4.2.20

K435

# Uno dei testi fondamentali dell'ideologia neoliberista è senza dubbio “La fine della storia e l'ultimo uomo” di Francis Fukuyama (1992). In esso il ‘political scientist’ ed economista americano postula la fine dell'evoluzione socio-culturale dell'umanità dovuta all'espansione ormai planetaria della democrazia liberale e del capitalismo di libero mercato.
Col senno di poi sarebbe facile farsi beffe di previsioni tanto rosee quanto sbagliate, ma invece di impantanarmi nella deprimente congiuntura politico-economica odierna voglio volare più alto, nel cielo delle idee, e lasciare l'ironia ad un pensatore come Karl Marx, il quale ha scritto (1):

Hegel nota in un passo delle sue opere che tutti i grandi fatti e i grandi personaggi della storia universale si presentano, per così dire, due volte. Ha dimenticato di aggiungere la prima volta come tragedia, la seconda volta come farsa.

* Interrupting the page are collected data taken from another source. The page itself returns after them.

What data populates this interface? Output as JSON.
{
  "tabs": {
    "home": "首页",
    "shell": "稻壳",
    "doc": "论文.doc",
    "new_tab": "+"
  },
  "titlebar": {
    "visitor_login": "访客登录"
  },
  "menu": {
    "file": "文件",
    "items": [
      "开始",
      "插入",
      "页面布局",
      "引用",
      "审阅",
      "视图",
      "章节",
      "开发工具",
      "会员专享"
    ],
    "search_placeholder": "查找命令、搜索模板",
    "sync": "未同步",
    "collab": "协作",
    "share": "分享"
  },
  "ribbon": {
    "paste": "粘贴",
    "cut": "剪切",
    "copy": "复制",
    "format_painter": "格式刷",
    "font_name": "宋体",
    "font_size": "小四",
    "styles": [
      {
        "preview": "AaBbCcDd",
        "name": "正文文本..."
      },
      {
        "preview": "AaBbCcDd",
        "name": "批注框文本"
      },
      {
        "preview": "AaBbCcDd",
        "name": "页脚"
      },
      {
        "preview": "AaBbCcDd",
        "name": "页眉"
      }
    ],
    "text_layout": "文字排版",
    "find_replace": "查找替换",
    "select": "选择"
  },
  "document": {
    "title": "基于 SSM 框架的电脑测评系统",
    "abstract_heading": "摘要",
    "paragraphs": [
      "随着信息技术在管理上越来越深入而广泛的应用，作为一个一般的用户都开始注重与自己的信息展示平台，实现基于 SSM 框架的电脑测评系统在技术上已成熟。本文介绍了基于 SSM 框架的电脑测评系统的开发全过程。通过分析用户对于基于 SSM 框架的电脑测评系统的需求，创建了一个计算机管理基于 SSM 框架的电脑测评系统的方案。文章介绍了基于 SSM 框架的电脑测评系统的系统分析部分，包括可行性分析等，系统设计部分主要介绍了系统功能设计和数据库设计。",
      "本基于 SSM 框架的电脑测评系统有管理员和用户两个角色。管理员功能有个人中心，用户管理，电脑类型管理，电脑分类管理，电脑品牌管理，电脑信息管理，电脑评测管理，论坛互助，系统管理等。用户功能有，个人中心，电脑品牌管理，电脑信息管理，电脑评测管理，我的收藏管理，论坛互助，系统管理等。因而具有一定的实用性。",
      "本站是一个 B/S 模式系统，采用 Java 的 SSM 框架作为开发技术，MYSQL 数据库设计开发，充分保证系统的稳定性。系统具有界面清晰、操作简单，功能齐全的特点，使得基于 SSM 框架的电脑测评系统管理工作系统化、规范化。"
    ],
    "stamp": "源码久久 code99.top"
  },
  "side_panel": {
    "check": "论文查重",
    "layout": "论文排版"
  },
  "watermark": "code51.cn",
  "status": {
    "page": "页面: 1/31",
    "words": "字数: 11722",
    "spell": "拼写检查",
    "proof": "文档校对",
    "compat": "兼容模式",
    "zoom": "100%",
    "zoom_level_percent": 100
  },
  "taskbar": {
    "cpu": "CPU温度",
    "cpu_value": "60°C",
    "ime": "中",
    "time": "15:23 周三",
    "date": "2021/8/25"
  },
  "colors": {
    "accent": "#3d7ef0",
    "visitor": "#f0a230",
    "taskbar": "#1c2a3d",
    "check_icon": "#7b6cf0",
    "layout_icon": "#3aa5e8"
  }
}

Che l'inopinato ritorno in scena del liberismo, nella scintillante versione 2.0 “Neo”, sia stato una farsa tragica di cui ancora paghiamo le conseguenze è sotto gli occhi di tutti; il riferimento a Georg Wilhelm Friederich Hegel mi consente inoltre di rilevare come fu proprio lui a proclamare per primo la fine della storia.
Secondo il filosofo tedesco essendo la libertà l'assoluto fine ultimo del procedere della storia, ed essendosi questa concretizzata nei diritti politici universali, la storia poteva ormai riposare tranquillamente nell'alveo dello stato prussiano, in cui si era incarnata la realtà della libertà concreta. Ad aver consentito il superamento della schiavitù dell'uomo fu, secondo Hegel, l'imporsi della visione cristiana del mondo, ma questo, come ha giustamente osservato, a mio parere, Marx, significa attribuire al pensiero, al concetto di realtà il potere di cambiare magicamente la realtà stessa, coltivando “l'illusione di concepire il reale come risultato del pensiero” (2).
Come questo approccio sia fallace si può dedurre dal fatto che la stessa schiavitù, quando è tornata ad essere efficiente dal punto di vista economico, è stata prontamente reintrodotta  da monarchi cristianissimi e difensori della fede, che non si sono fatti scrupolo di organizzare fiorenti traffici di schiavi verso le colonie sud o nordamericane.

Note
1. Karl Marx, Il 18 Brumaio di Luigi Bonaparte. Devo aver già citato più volte questa frase, ma purtroppo le occasioni per far dell'ironia non mancano mai.
2. Karl Marx, Lineamenti fondamentali di critica dell’economia politica (Grundrisse, 1857-58). Una posizione simile si può già rinvenire nell'attacco giovanile (Marx nacque nel 1818) ai cosiddetti “Giovani Hegeliani” nella “Sacra Famiglia” (1844), e poi ne “L'ideologia tedesca” (1846), opere scritte in collaborazione con Friedrich Engels.
Marx ribadisce il proprio pensiero nel Poscritto alla seconda edizione (1872) del “Capitale”: “Nei suoi principi basilari il mio metodo dialettico non solo è diverso da quello hegeliano, ma ne sta proprio all’opposto. Per Hegel il processo del pensiero, che egli sotto il nome di Idea trasforma persino in soggetto indipendente, è il demiurgo della realtà, mentre la realtà è solo il suo fenomeno esteriore. Invece per me il fattore ideale è solamente il fattore materiale trasferito e tradotto nella mente degli uomini.”
Nondimeno subito dopo Marx riconosce il proprio debito verso Hegel, che si rifiuta di considerare “un cane morto” come invece facevano i suoi “tediosi, arroganti e mediocri epigoni”: “Mi sono dichiarato apertamente discepolo di quel grande pensatore, e ho addirittura civettato qua e là, nel capitolo sulla teoria del valore, con la maniera di esprimersi che gli era propria. La mistificazione, cui è soggetta la dialettica nelle mani di Hegel, non impedisce in nessun modo che egli sia stato il primo ad averne esposto distesamente e consapevolmente le forme generali di movimento. In lui essa è piantata sulla testa. Occorre rovesciarla per trovare il nocciolo razionale dentro il rivestimento mistico.”